I got this ransom trojan in 2013 and found a decrypter tool from Sophos that could decrypt the first 4096 bytes of a file. I have no clue if this is a bug or if it was meant as a generic decrypter and it's not quite working right or whatever. I played around with this again today and found you could remove the first 4096 bytes of a file and it would decrypt the first 4096 bytes of the new file, and with this method a whole file can be decrypted. This is pretty tedious though without a script, as the decrypter need an original file and an encrypted file, and those files also need the same number of bytes removed at the beginning to decrypt an encrypted file properly.
If someone is interested in looking at this, here's a zip file
(hxxps://drive.google.com/file/d/0ByfHqmpzNs8fS0YzQ3UwazQ0dEk/view?usp=sharing) with the ransom trojan (e8bcae53cdbb84c4.exe
), a second trojan downloader (vistrvfd.exe[/size]
) which may be related, decrypter, original files, untouched encrypted files as the trojan created them, and prepared files.
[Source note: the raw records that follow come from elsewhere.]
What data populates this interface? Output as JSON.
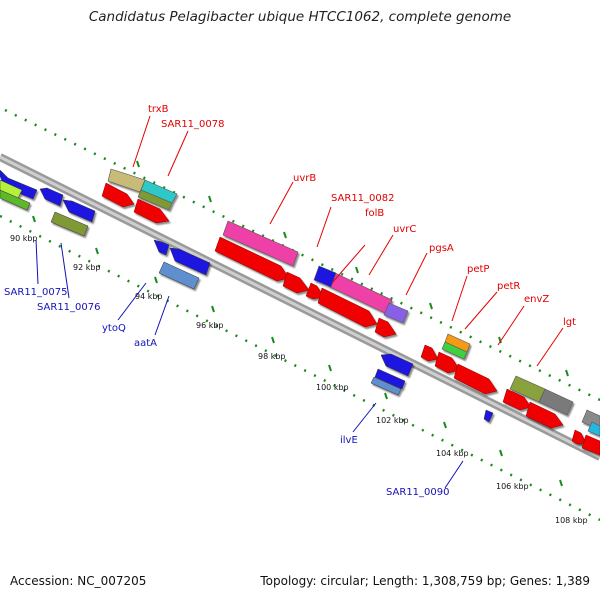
{
  "title": "Candidatus Pelagibacter ubique HTCC1062, complete genome",
  "footer": {
    "accession": "Accession: NC_007205",
    "summary": "Topology: circular; Length: 1,308,759 bp; Genes: 1,389"
  },
  "colors": {
    "forward_label": "#e30000",
    "reverse_label": "#1212b8",
    "backbone": "#a9a9a9",
    "tick": "#1a8a1a"
  },
  "tick_labels": [
    "90 kbp",
    "92 kbp",
    "94 kbp",
    "96 kbp",
    "98 kbp",
    "100 kbp",
    "102 kbp",
    "104 kbp",
    "106 kbp",
    "108 kbp"
  ],
  "forward_labels": [
    "trxB",
    "SAR11_0078",
    "uvrB",
    "SAR11_0082",
    "folB",
    "uvrC",
    "pgsA",
    "petP",
    "petR",
    "envZ",
    "lgt"
  ],
  "reverse_labels": [
    "SAR11_0075",
    "SAR11_0076",
    "ytoQ",
    "aatA",
    "ilvE",
    "SAR11_0090"
  ]
}
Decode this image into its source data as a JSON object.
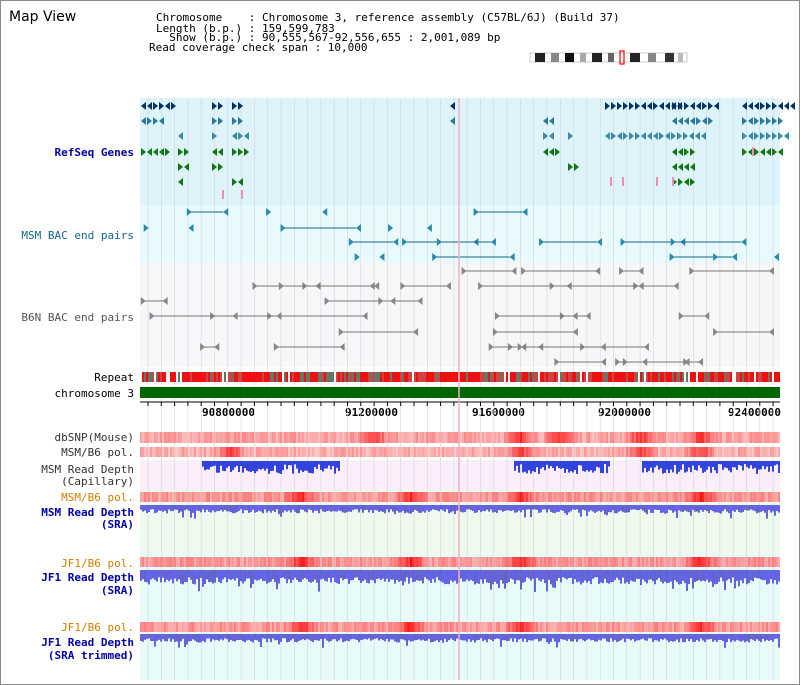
{
  "title": "Map View",
  "header": {
    "line1": "Chromosome    : Chromosome 3, reference assembly (C57BL/6J) (Build 37)",
    "line2": "Length (b.p.) : 159,599,783",
    "line3": "  Show (b.p.) : 90,555,567-92,556,655 : 2,001,089 bp",
    "line4": "Read coverage check span : 10,000"
  },
  "tracks": {
    "refseq": "RefSeq Genes",
    "msm_bac": "MSM BAC end pairs",
    "b6n_bac": "B6N BAC end pairs",
    "repeat": "Repeat",
    "chromosome": "chromosome 3",
    "dbsnp": "dbSNP(Mouse)",
    "msm_b6_pol_1": "MSM/B6 pol.",
    "msm_depth_cap_1": "MSM Read Depth",
    "msm_depth_cap_2": "(Capillary)",
    "msm_b6_pol_2": "MSM/B6 pol.",
    "msm_depth_sra_1": "MSM Read Depth",
    "msm_depth_sra_2": "(SRA)",
    "jf1_b6_pol_1": "JF1/B6 pol.",
    "jf1_depth_sra_1": "JF1 Read Depth",
    "jf1_depth_sra_2": "(SRA)",
    "jf1_b6_pol_2": "JF1/B6 pol.",
    "jf1_depth_trim_1": "JF1 Read Depth",
    "jf1_depth_trim_2": "(SRA trimmed)"
  },
  "axis": {
    "ticks": [
      "90800000",
      "91200000",
      "91600000",
      "92000000",
      "92400000"
    ]
  },
  "colors": {
    "refseq_bg": "#dff3fb",
    "msm_bac_bg": "#e8fafd",
    "b6n_bac_bg": "#f6f6f9",
    "refseq_label": "#0000aa",
    "msm_bac_label": "#116688",
    "b6n_bac_label": "#555555",
    "orange_label": "#d08000",
    "blue_label": "#0000aa",
    "chromosome_bar": "#006600"
  }
}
The prepared files are named so the decrypter will accept them, and they have the first 8 bytes removed which was added during encryption. The decrypter wouldn't work otherwise.
Here's a screenshot of the lockscreen
Fresh scans of ransom trojan
and trojan downloader
If there's already a better decrypter for this, or if someone wanna find a better way to decrypt the files based on this, that would be great.